4. Practice your public speaking.

It all comes down to the pitch. You may come up with a remarkably innovative idea — but if the pitch doesn’t sell it, your product will struggle to speak for itself. I don’t have much experience with public speaking and I really felt that this weekend. I understood the challenge and believed strongly in our product, but when it came time to talk about it with a microphone in my hand, I was struck by how nervous I felt.

Throughout the weekend, and ideally leading up to it, practice some form of a pitch — even if it’s just talking through the idea in front of some peers. Get comfortable talking about it, and when the moment comes to present and the requisite nerves come around, take a deep breath and meet the judges with the same confidence you’ve shown others.

5. Act like you’re the winning team from hour one.

I’ve saved what I think is the most important takeaway I have for last: behave like you’re number one from hour one! No, not to motivate yourselves (though it can’t hurt for that reason) — to make sure that, should you move on to the final round of judging, you’re ready for it.

In our case, in the first round of pitching, we only had to present a two minute pitch. We didn’t expect to advance to the next round, but we did! That was wonderful, but then we were left with about an hour to turn our two minutes into ten minutes.
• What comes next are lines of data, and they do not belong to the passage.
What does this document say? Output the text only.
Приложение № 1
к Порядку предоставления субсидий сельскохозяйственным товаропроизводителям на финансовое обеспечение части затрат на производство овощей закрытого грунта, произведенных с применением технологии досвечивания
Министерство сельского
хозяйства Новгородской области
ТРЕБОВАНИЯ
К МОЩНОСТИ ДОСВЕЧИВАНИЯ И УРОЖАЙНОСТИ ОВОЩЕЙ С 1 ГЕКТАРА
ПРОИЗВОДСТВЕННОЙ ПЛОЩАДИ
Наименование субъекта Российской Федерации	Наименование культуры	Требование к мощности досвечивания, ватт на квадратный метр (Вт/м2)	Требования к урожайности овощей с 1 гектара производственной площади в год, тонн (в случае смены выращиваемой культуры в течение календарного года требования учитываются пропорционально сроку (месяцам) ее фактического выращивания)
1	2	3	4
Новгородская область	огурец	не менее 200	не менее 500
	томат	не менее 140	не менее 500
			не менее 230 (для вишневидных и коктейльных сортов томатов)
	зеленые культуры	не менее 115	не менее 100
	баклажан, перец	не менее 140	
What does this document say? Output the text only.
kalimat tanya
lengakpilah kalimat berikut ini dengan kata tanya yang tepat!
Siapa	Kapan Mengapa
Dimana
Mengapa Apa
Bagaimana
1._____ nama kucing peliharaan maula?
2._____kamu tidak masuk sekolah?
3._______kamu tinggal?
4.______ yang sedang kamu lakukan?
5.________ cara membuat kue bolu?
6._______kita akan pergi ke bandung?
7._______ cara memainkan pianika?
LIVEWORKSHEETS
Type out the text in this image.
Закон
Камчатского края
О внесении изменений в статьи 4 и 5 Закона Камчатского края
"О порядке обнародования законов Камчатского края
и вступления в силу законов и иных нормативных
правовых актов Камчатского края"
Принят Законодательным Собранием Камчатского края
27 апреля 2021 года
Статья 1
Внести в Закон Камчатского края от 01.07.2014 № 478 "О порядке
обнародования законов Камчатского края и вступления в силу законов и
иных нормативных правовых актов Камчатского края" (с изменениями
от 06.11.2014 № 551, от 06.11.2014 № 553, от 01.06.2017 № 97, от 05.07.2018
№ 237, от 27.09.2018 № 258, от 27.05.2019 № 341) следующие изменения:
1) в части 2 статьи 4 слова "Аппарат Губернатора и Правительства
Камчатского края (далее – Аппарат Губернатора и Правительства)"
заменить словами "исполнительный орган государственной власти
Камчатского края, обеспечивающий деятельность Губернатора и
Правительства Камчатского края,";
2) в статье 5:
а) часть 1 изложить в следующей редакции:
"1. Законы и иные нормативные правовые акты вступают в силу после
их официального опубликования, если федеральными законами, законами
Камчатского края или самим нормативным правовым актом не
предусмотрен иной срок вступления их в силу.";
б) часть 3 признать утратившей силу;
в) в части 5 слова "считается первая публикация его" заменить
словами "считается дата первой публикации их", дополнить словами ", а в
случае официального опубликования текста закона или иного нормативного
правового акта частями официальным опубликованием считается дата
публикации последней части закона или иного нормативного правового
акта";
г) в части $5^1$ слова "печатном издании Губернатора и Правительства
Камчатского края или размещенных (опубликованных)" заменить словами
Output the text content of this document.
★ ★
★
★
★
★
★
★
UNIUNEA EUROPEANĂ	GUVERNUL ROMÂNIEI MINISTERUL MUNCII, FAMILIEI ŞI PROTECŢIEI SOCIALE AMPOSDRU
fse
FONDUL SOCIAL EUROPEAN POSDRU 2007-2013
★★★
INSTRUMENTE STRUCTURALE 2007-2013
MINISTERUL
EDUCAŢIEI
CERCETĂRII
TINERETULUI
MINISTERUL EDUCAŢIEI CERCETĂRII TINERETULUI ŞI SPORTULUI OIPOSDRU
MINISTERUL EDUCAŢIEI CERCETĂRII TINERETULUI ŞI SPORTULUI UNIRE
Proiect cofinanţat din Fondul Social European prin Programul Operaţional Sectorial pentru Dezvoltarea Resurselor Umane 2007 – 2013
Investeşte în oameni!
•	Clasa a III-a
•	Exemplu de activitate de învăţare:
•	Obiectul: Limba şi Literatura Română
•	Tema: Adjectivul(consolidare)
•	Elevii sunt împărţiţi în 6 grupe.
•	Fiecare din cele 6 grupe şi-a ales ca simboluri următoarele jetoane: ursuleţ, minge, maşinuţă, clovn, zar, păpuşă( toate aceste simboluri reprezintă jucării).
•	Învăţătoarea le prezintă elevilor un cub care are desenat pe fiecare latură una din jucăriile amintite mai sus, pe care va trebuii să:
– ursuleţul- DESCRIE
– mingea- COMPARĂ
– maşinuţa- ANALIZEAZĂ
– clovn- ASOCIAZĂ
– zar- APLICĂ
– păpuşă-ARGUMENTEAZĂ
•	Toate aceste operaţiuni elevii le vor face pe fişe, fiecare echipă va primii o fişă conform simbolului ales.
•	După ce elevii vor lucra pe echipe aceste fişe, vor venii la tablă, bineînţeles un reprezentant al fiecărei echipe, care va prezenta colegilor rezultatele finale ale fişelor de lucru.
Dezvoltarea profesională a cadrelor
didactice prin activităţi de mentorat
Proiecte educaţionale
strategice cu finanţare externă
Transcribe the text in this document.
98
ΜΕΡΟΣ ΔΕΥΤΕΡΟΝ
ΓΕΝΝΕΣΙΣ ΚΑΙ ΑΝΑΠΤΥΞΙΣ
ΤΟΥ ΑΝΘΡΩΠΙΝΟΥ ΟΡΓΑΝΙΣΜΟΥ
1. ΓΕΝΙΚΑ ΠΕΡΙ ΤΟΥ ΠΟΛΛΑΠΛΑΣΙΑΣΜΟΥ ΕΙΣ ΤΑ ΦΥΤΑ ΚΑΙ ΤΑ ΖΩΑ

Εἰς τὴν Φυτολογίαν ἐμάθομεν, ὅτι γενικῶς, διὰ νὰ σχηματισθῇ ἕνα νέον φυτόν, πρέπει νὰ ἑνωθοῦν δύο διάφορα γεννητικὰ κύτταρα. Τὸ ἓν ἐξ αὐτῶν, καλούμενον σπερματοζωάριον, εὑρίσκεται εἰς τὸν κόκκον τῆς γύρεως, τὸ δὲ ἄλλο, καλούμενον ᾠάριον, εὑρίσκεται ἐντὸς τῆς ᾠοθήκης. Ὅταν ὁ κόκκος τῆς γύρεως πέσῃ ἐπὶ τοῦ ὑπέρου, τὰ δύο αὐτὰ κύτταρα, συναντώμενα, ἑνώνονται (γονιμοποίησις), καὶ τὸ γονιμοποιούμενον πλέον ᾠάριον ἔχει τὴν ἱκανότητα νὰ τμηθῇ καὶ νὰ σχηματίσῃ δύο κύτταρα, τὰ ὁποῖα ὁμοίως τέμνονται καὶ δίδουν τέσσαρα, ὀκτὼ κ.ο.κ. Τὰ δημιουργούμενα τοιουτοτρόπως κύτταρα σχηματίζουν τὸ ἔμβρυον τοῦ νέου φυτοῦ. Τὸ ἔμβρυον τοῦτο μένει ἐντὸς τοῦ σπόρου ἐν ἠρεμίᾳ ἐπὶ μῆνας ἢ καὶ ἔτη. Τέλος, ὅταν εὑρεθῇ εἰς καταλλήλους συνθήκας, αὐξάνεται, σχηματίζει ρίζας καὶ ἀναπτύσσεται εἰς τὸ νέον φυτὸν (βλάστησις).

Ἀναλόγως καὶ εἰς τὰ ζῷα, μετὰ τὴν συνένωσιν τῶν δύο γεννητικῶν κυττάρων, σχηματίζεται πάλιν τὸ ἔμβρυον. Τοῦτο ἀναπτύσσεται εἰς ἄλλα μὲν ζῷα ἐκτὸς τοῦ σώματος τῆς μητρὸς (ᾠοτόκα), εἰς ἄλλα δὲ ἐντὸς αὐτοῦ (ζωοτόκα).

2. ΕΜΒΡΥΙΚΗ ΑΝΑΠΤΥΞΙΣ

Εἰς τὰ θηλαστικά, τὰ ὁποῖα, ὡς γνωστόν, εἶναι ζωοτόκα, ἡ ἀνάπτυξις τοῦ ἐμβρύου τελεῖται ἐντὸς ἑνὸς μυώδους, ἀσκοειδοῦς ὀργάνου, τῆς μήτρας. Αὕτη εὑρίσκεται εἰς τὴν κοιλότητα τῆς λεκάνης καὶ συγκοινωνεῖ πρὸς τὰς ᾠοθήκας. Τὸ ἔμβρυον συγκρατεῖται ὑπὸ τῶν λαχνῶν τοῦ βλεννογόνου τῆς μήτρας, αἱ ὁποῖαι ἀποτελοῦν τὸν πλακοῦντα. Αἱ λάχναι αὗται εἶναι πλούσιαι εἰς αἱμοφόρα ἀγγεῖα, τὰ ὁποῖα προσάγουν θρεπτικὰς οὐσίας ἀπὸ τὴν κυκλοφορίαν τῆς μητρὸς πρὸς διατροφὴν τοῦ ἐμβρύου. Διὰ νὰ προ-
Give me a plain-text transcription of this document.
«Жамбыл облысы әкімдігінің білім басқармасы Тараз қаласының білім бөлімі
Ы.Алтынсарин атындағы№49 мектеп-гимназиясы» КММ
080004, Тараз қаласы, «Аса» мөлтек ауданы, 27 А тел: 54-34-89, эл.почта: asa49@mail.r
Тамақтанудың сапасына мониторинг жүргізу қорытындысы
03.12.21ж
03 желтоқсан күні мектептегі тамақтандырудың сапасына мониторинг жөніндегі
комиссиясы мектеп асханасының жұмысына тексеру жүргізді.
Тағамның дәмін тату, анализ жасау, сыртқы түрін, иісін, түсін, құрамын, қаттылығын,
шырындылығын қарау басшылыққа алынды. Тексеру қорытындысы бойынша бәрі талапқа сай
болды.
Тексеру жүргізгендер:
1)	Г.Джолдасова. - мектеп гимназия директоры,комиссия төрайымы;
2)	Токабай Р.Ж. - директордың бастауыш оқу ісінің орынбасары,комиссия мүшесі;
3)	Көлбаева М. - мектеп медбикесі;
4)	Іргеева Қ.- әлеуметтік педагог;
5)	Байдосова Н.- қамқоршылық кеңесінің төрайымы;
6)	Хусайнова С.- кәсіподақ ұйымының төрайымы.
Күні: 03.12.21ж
Somehow we pulled it off, and we were happy with what we presented, but had we acted like we were going to be a final five team throughout the weekend, we would have put together the long pitch alongside the short one, and just had to practice in that hour, rather than write, too.

It was a gruelling weekend, but I learned so much about myself as a leader, a designer, and a project manager from my experience at the NGI. I also got to work with a really talented team, and to see the work of talented students from across Canada. There may yet be more hackathons in my future! But not this weekend — this weekend, sleep!